Key challenges identified through the discussions on ethical recruitment to Qatar included: the high recruitment fees imposed on migrant workers even before they begin work which can result from unethical practices including commissions charged by “middle men” in the recruitment process, issues of contract substitution and lack of transparency when contracts are drafted in Arabic, and illegal recruitment practices.To address some of the challenges raised, Washington Oloo emphasized the need to control the proliferation of unregistered and unaccredited agencies who are recruiting more Kenyans than the accredited PEAs. He explained that the cases of human trafficking and stranded Kenyans will continue rising if this was not addressed.

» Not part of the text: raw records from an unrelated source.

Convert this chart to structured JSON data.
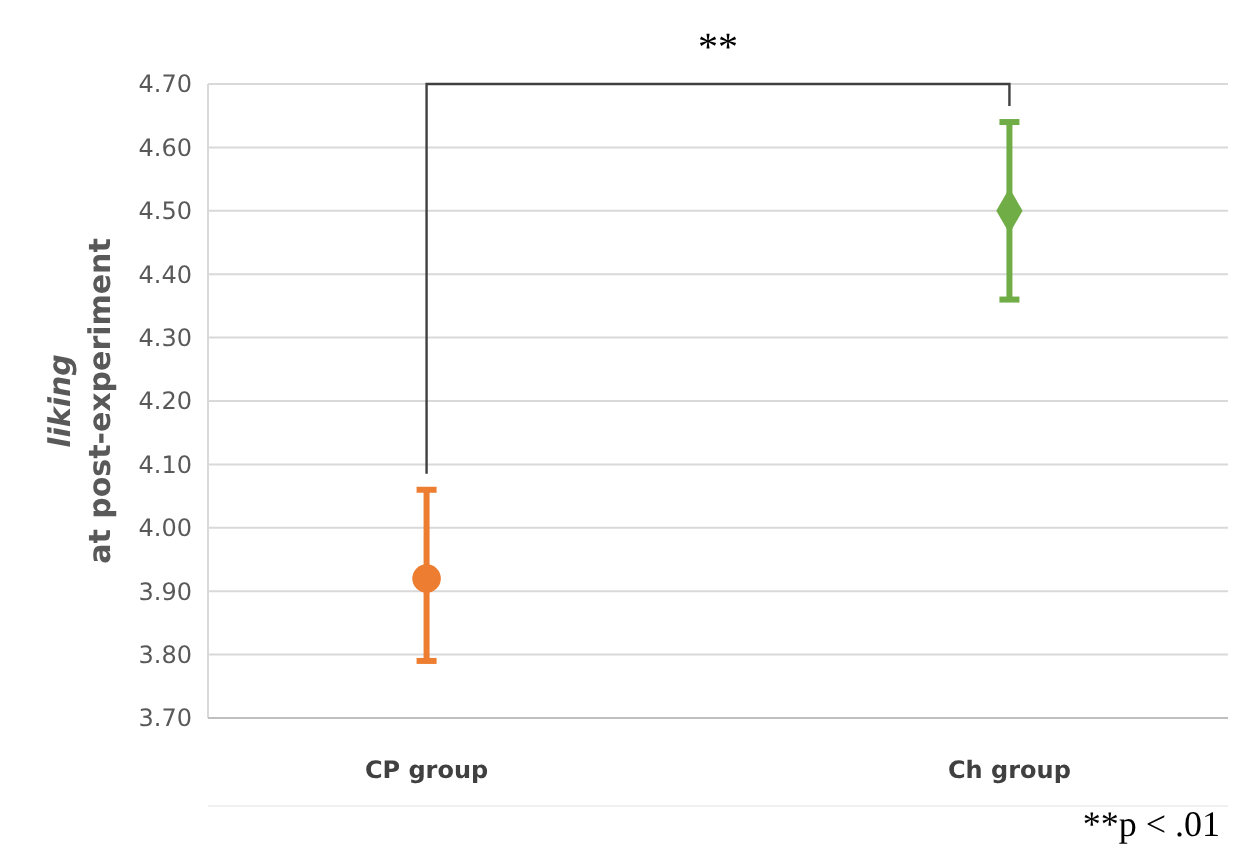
{
  "chart_data": {
    "type": "scatter",
    "ylabel": "liking\nat post-experiment",
    "categories": [
      "CP group",
      "Ch group"
    ],
    "series": [
      {
        "color": "#ed7d31",
        "marker": "circle",
        "values": [
          3.92,
          null
        ],
        "errors": [
          [
            3.79,
            4.06
          ],
          null
        ]
      },
      {
        "color": "#70ad47",
        "marker": "diamond",
        "values": [
          null,
          4.5
        ],
        "errors": [
          null,
          [
            4.36,
            4.64
          ]
        ]
      }
    ],
    "ylim": [
      3.7,
      4.7
    ],
    "yticks": [
      {
        "value": 3.7,
        "label": "3.70"
      },
      {
        "value": 3.8,
        "label": "3.80"
      },
      {
        "value": 3.9,
        "label": "3.90"
      },
      {
        "value": 4.0,
        "label": "4.00"
      },
      {
        "value": 4.1,
        "label": "4.10"
      },
      {
        "value": 4.2,
        "label": "4.20"
      },
      {
        "value": 4.3,
        "label": "4.30"
      },
      {
        "value": 4.4,
        "label": "4.40"
      },
      {
        "value": 4.5,
        "label": "4.50"
      },
      {
        "value": 4.6,
        "label": "4.60"
      },
      {
        "value": 4.7,
        "label": "4.70"
      }
    ],
    "grid": "y",
    "annotations": [
      "**",
      "**p < .01"
    ]
  }
}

The PEAs also visited a sports and recreation centre to support Kenya Football Club in their match against Qatarcelona F.C. During the match, some Kenyan workers shared their employment experiences in Qatar.On 6 December, the PEAs met with the officials from the Qatar National Human Rights Committee (NHRC) to explore initiatives and protection measures to assist stranded migrants or workers who are experiencing exploitation and discrimination in Qatar. The NHRC runs a hotline for foreign workers in Qatar to contact regarding issues they are experiencing. The Africa Desk for the hotline is run by volunteers from Sub-Saharan Africa who are living in Qatar. The Qatar NHRC hotline number is +6662 6663.
The PEA delegation also visited the Kenya Embassy. Mr. Tanui at the Kenya Embassy mentioned the significant efforts the Embassy is making to assist Kenyan workers stranded in Qatar due to deceptive recruitment, false visas, and/or contract substitution. Members of the PEA delegation were able to engage with a number of “stranded” Kenyan migrants at the Embassy and learn about the deceptive recruitment they experienced from unlicensed PEAs in Kenya. The PEAs learned that there are limited resources at the Embassy in Qatar to address the large number of cases of Kenyan workers experiencing abuse. The PEAs and the Embassy staff agreed that protecting Kenyan migrant workers begins in Kenya and agreed to do more together to curtail deceptive and unlicensed recruitment. In addition, on the Kenya side the Government of Kenya is currently rolling out a national program for all Kenyans leaving Kenya for work to attend a pre-departure training.
At a meeting with representatives of the ILO office in Doha the PEAs learned that the ILO is working closely with the Qatari government to implement numerous initiatives to reduce risks of human trafficking for the purposes of labor exploitation, and other labor abuses experienced by foreign workers in Qatar. Initiatives include engagement with the private sector (employers in Qatar) to promote ethical recruitment and better oversight of issues faced by workers in the recruitment process such as contract substitution and debt-inducing fees, as well as the development of Qatar Visa Centers (QVCs) to be run by the Qatari government in countries of origin where foreign workers are recruited from. The first QVC has been opened in Sri Lanka. The QVC in Kenya is slated to be opened in early 2019.
On 7 December, the Kenyan PEAs visited the Qatar Churches’ Complex for Mass and met with Kenyan workers in Qatar and thereafter assessed a new app developed by Verité and the Doha Anglican Church that will offer migrant workers extensive information on the employment experience in Qatar. The app is called Just Good Work and will be launched in English and Swahili in early 2019.